El secreto a voces de Bolivia ya se conoce a nivel internacional. Como lo hizo en su primera y segunda temporada, la teleserie "La Reina del Sur", que está basada en el libro homónimo del periodista Arturo Pérez Reverte, también contiene denuncias de grupos de poder en la temporada número 3 cuya mitad de 60 capítulos se desarrolla en Bolivia.
¿Y cuál es la denuncia?
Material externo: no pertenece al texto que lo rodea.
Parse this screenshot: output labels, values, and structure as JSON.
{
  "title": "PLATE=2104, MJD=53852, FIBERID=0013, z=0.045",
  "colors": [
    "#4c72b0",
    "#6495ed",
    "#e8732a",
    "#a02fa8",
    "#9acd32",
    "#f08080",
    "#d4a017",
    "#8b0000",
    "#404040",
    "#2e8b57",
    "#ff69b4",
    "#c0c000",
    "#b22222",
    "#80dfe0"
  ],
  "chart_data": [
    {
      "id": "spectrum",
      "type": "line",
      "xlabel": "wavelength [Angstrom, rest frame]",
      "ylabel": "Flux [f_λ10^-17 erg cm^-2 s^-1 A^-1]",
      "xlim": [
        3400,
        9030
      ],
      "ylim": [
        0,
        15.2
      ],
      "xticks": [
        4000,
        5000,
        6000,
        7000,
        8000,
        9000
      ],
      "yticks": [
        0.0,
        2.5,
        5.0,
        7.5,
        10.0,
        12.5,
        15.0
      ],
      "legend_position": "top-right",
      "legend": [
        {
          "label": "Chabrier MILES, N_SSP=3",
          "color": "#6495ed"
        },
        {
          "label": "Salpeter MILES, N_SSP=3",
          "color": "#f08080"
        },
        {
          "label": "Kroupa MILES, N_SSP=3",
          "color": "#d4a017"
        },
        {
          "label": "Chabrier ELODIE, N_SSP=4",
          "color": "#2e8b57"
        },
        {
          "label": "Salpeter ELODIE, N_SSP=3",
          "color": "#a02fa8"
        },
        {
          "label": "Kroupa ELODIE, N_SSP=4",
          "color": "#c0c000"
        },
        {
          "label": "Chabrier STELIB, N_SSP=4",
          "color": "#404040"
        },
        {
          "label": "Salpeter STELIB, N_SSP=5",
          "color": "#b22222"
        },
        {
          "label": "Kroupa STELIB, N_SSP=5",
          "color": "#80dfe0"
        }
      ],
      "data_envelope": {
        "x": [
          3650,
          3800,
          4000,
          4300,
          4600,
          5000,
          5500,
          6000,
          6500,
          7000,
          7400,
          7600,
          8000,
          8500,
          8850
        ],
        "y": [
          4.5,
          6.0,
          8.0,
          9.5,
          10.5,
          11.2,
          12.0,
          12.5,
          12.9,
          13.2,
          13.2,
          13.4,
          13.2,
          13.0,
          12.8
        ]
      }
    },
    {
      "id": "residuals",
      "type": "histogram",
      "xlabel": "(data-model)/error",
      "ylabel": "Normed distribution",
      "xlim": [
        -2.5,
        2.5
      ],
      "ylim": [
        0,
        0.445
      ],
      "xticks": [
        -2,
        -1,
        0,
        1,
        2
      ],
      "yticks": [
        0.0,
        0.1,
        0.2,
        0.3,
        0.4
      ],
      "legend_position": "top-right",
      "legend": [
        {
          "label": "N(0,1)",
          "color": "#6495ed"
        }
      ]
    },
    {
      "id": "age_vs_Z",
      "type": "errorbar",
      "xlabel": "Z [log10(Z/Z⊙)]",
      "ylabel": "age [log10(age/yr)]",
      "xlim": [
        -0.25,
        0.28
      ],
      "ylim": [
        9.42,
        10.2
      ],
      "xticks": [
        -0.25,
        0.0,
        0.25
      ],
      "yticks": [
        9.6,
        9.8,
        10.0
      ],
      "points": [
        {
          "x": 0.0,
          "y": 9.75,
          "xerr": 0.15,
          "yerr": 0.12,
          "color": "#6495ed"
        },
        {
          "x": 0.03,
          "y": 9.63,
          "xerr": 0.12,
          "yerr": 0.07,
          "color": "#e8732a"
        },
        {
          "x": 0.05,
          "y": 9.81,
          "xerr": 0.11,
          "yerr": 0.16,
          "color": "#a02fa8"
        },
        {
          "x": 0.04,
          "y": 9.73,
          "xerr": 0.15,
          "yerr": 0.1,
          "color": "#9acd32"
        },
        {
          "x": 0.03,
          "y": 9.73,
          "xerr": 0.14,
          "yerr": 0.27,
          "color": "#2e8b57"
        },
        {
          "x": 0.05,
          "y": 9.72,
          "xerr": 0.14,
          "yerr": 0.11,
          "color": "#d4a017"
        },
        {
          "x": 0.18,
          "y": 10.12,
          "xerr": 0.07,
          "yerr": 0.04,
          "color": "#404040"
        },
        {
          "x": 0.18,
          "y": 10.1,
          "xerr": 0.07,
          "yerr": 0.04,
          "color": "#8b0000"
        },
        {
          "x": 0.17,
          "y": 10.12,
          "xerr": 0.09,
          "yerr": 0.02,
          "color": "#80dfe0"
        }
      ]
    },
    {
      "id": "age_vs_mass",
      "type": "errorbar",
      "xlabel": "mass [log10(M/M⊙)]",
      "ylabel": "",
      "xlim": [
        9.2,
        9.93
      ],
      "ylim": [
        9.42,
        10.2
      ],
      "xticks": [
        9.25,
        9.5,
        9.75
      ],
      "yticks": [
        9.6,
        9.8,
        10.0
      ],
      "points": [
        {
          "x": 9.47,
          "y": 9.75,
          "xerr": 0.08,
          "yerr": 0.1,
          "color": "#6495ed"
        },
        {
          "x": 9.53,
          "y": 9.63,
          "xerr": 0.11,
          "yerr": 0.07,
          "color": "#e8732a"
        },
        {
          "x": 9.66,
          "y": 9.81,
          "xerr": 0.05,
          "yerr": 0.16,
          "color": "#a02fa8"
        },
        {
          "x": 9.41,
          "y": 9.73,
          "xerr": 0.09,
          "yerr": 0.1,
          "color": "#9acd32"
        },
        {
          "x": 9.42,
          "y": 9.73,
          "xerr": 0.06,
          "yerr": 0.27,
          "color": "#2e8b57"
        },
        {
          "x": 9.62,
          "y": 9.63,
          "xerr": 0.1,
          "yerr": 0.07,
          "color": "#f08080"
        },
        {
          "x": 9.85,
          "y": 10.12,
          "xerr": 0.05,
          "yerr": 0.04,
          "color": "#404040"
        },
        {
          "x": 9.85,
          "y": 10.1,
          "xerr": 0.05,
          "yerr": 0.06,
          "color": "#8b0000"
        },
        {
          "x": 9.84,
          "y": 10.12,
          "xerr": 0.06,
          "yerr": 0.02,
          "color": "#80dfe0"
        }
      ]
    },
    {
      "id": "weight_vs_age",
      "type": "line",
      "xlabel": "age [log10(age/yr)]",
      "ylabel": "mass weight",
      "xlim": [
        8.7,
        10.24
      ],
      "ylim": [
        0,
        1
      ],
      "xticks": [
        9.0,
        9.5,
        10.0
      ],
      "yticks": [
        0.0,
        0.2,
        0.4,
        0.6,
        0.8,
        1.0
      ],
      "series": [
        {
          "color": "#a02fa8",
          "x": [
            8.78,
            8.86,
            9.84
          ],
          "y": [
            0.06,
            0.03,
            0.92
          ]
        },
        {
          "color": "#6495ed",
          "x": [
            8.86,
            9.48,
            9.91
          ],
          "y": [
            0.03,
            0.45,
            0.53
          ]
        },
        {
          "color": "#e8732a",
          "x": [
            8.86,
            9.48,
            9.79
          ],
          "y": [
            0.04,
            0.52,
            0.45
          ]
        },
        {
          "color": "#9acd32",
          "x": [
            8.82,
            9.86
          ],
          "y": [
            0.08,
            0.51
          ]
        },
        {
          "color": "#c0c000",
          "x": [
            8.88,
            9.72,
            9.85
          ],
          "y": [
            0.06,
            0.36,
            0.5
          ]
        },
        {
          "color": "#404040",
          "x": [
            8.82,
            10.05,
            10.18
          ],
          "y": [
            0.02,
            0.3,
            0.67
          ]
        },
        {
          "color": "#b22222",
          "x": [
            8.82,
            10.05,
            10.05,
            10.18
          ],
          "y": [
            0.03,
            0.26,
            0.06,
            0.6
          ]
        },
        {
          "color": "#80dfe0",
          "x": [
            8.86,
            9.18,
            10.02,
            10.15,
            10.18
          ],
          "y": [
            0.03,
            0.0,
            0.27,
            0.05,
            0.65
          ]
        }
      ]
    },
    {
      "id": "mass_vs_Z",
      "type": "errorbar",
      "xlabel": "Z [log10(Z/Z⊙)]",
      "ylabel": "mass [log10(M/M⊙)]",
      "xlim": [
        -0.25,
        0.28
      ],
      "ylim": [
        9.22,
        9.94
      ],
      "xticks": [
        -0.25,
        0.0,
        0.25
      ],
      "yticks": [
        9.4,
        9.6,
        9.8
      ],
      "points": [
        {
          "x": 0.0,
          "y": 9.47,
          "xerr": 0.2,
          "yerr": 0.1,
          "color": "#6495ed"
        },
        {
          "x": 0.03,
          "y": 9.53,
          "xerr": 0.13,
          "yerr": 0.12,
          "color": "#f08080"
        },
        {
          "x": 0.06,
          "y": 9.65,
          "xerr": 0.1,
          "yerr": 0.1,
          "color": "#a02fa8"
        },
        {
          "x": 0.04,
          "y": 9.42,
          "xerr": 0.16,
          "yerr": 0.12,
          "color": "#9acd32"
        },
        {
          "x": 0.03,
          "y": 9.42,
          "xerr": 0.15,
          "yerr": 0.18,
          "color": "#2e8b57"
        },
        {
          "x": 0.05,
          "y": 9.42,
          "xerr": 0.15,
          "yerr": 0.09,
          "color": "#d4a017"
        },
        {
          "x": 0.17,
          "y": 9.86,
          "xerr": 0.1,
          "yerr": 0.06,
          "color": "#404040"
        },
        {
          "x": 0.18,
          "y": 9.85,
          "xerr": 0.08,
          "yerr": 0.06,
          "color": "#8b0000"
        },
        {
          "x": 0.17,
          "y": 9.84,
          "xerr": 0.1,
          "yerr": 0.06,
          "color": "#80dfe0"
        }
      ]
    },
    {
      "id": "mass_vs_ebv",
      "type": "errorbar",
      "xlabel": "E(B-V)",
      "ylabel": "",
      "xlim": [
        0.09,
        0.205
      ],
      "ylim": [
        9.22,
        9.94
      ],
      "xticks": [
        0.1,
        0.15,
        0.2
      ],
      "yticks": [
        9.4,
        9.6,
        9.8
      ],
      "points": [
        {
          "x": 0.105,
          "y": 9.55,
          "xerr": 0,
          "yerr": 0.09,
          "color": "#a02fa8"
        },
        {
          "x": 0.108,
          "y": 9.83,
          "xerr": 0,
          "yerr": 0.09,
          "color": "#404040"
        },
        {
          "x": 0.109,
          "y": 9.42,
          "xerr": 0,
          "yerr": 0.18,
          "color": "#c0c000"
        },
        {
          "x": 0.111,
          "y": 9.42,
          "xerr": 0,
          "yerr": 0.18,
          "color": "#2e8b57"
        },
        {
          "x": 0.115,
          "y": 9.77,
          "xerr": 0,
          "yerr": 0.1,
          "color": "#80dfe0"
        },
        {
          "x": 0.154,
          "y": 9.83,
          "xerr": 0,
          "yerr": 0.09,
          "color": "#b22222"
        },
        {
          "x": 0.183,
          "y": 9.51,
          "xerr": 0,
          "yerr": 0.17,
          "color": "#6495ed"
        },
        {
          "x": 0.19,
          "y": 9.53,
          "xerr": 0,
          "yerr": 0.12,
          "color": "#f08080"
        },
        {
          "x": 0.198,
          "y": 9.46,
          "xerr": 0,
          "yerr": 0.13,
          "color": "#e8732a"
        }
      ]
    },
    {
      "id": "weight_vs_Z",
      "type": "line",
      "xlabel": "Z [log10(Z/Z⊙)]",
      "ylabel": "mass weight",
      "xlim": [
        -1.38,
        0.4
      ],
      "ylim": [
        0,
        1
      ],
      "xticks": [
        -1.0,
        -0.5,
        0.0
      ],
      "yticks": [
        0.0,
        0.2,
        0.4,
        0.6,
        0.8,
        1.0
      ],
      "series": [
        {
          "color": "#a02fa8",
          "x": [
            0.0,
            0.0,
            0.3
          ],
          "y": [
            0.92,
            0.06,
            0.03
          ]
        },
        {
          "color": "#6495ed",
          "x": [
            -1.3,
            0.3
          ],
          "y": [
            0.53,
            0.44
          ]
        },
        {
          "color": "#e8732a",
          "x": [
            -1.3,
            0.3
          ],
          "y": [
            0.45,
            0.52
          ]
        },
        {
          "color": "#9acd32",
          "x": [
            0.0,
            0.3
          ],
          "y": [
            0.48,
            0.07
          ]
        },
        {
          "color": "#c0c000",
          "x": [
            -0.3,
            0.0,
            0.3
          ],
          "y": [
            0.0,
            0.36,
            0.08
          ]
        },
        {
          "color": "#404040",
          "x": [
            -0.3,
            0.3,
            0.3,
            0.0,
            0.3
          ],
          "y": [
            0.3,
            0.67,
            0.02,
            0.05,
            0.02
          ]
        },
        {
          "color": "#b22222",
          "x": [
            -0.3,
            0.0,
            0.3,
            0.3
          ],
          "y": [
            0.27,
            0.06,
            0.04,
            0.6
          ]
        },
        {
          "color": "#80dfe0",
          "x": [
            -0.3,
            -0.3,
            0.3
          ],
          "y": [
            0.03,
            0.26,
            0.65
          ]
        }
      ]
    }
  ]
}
Que la mayor mafia boliviana no es la del narcotráfico, que sí existe, sino la de la minería ilegal, pues quienes se dedican a esa actividad pueden cometer crímenes impunemente, desde atentar contra la estructura física del Cerro Rico de Potosí hasta asesinar a una persona arrojándola a uno de los "cuadros" que existen en esa montaña.
Ese es el cuadro que muestra "La Reina del Sur" en su tercera temporada: un dirigente de los cooperativistas mineros, Abel Quispe, puede hacer lo que quiera en Potosí, porque nadie se mete con él. Está metido en casi todos los circuitos del crimen, desde la venta ilícita de minerales hasta la trata y tráfico de personas. Para este último delito, opera junto a otras personas que no viven en Potosí, sino en La Paz y El Alto. En estas ciudades, controlan otras actividades, incluida la lucha de cholitas. Adolescentes son raptadas para prostituirlas y el lugar donde las encierran es un galpón, con apariencia de negocio de venta de tuberías, que está en Sucre.